Una vez encargada la cena, Damián, quizás el menos incondicional del grupo, con su irredento acento porteño
—¡Ché! Me atrapaste con ese tema imprevisto. ¡Tenés que contarme qué o quién, viejo! Había mucha fuerza. Vos no lo escribiste sin algo realmente profundo. Ahí no había un profesional de la composición juntando versos y notas. Ahí estabas vos desnudo y desprovisto de todo excepto de una carga emocional como así de enorme. No te escapás sin explicarnos.
Sólo un «déjalo estar» fue suficiente para hacerse entender por todos salvo Damián, que volvió a insistir y se tuvo que aguantar una respuesta más ácida. “
—Damián, con tu acento por si te es más fácil: ¡Dejálo estar, hermano! Pero sí te hago una confidencia: No la escribí para ti, ¿de acuerdo?
Y la pequeña broma fue el preludio para la charla sin protocolo de unos amigos mientras cenan.
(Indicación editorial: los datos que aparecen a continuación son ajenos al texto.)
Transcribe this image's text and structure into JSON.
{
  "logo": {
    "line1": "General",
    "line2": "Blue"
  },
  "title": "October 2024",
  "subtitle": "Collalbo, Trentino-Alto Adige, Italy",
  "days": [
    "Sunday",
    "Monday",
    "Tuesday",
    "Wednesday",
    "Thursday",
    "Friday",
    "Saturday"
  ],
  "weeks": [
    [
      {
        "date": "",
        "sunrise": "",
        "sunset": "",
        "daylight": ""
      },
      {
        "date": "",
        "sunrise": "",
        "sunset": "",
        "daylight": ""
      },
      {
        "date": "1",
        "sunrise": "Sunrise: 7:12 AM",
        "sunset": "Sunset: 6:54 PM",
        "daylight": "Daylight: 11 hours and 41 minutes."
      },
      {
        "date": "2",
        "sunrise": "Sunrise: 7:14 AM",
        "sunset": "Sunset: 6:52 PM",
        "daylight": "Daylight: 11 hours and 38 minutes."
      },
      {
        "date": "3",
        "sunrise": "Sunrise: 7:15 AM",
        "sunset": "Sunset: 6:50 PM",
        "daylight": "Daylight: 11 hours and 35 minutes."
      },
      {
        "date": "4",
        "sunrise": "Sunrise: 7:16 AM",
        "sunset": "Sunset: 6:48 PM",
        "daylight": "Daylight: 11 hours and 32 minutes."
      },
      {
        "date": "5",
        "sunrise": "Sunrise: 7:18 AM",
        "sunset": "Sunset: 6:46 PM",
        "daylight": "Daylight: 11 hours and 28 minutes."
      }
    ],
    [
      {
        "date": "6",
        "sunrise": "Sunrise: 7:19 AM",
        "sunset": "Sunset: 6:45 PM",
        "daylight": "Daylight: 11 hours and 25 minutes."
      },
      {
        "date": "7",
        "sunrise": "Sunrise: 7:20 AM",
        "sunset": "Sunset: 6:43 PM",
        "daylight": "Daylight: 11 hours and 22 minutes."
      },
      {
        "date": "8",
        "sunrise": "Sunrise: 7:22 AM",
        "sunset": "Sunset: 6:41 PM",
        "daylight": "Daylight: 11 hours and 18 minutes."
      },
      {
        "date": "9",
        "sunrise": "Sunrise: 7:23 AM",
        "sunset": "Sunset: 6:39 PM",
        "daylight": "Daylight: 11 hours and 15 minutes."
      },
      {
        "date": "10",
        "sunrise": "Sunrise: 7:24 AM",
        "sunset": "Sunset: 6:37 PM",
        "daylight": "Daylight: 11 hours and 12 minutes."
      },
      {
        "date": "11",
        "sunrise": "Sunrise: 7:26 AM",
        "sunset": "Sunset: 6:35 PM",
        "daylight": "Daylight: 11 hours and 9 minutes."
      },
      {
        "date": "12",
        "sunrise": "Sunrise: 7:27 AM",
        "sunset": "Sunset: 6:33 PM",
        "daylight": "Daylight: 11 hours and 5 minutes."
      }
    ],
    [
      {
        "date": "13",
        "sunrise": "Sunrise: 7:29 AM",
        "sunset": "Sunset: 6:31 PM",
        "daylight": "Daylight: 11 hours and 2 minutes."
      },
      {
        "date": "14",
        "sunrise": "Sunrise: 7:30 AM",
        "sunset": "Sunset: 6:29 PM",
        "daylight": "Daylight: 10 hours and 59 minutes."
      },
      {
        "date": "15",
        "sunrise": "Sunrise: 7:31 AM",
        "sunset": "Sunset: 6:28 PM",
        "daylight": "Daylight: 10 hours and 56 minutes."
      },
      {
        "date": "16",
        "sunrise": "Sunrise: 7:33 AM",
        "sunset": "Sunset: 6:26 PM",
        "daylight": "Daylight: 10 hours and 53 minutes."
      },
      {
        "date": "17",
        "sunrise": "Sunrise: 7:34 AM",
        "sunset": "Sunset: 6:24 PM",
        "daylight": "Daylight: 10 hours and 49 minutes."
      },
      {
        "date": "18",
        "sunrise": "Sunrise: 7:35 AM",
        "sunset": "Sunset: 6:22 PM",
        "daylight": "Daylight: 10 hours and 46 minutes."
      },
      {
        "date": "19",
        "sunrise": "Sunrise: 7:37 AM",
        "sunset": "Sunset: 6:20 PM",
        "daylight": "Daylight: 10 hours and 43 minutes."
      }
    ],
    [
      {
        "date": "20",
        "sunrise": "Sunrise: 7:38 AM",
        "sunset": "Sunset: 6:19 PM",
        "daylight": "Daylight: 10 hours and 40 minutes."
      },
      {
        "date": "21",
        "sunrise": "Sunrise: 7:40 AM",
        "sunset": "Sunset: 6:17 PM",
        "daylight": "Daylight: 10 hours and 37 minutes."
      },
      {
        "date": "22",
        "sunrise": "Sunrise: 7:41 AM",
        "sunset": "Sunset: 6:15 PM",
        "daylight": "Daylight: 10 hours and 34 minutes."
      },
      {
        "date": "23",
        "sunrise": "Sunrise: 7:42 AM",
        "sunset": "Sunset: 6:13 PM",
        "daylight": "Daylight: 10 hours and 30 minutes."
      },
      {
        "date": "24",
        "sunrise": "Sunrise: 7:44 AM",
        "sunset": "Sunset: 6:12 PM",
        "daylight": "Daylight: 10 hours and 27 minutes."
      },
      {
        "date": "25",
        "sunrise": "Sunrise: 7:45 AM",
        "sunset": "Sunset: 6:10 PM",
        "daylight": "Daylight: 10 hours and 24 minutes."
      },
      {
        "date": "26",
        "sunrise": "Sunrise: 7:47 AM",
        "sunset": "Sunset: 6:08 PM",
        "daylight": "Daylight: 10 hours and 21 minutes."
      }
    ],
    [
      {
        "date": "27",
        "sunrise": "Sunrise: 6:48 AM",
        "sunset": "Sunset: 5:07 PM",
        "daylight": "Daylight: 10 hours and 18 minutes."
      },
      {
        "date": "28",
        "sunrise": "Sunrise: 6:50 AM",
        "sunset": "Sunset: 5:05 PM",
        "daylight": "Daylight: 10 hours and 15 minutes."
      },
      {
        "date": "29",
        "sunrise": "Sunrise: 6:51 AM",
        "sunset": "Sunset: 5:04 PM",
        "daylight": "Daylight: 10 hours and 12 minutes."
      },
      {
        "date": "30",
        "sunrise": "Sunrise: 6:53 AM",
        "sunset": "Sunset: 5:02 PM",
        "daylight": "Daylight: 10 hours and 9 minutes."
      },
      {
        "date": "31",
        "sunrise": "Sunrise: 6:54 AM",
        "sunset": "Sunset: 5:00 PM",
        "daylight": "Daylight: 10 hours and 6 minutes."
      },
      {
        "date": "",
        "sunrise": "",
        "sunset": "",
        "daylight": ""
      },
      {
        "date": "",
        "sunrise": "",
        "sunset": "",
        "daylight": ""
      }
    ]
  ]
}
Ella, Amanda, también se había emocionado con la garra tremenda de la canción, acaso profunda herida o esperanza de la primavera, y se mordía los labios para no preguntar. Aún conservaba entre las sienes el eco de las metáforas de mar y fuego y se confesaba que sí que le gustaría que aquella canción hubiera sido para ella. Pero no podía ser. Durante el recital había percibido que él la miraba, pero era habitual que lo hiciera, siempre recorría la sala con los ojos y se detenía en alguna persona de tanto en tanto, con más frecuencia en sus amigos, así que aquella mirada mientras cantaba no debía significar nada especial. Acaso si él supiera del amor que le profesaba escribiría para ella una canción tan impresionante como la que acababa de oír, tan poblada de contundentes acordes enmarcando tangibles aromas de rosa reciente, con un arpegio tan lleno de ternura en la coda… Pero él no podía saber de aquel amor silente que ella quería así. Tal vez si le hubiera dado a entender qué… Quizás si le hubiese dicho. En alguna tarde de café y lluvia norteña de otoño frío.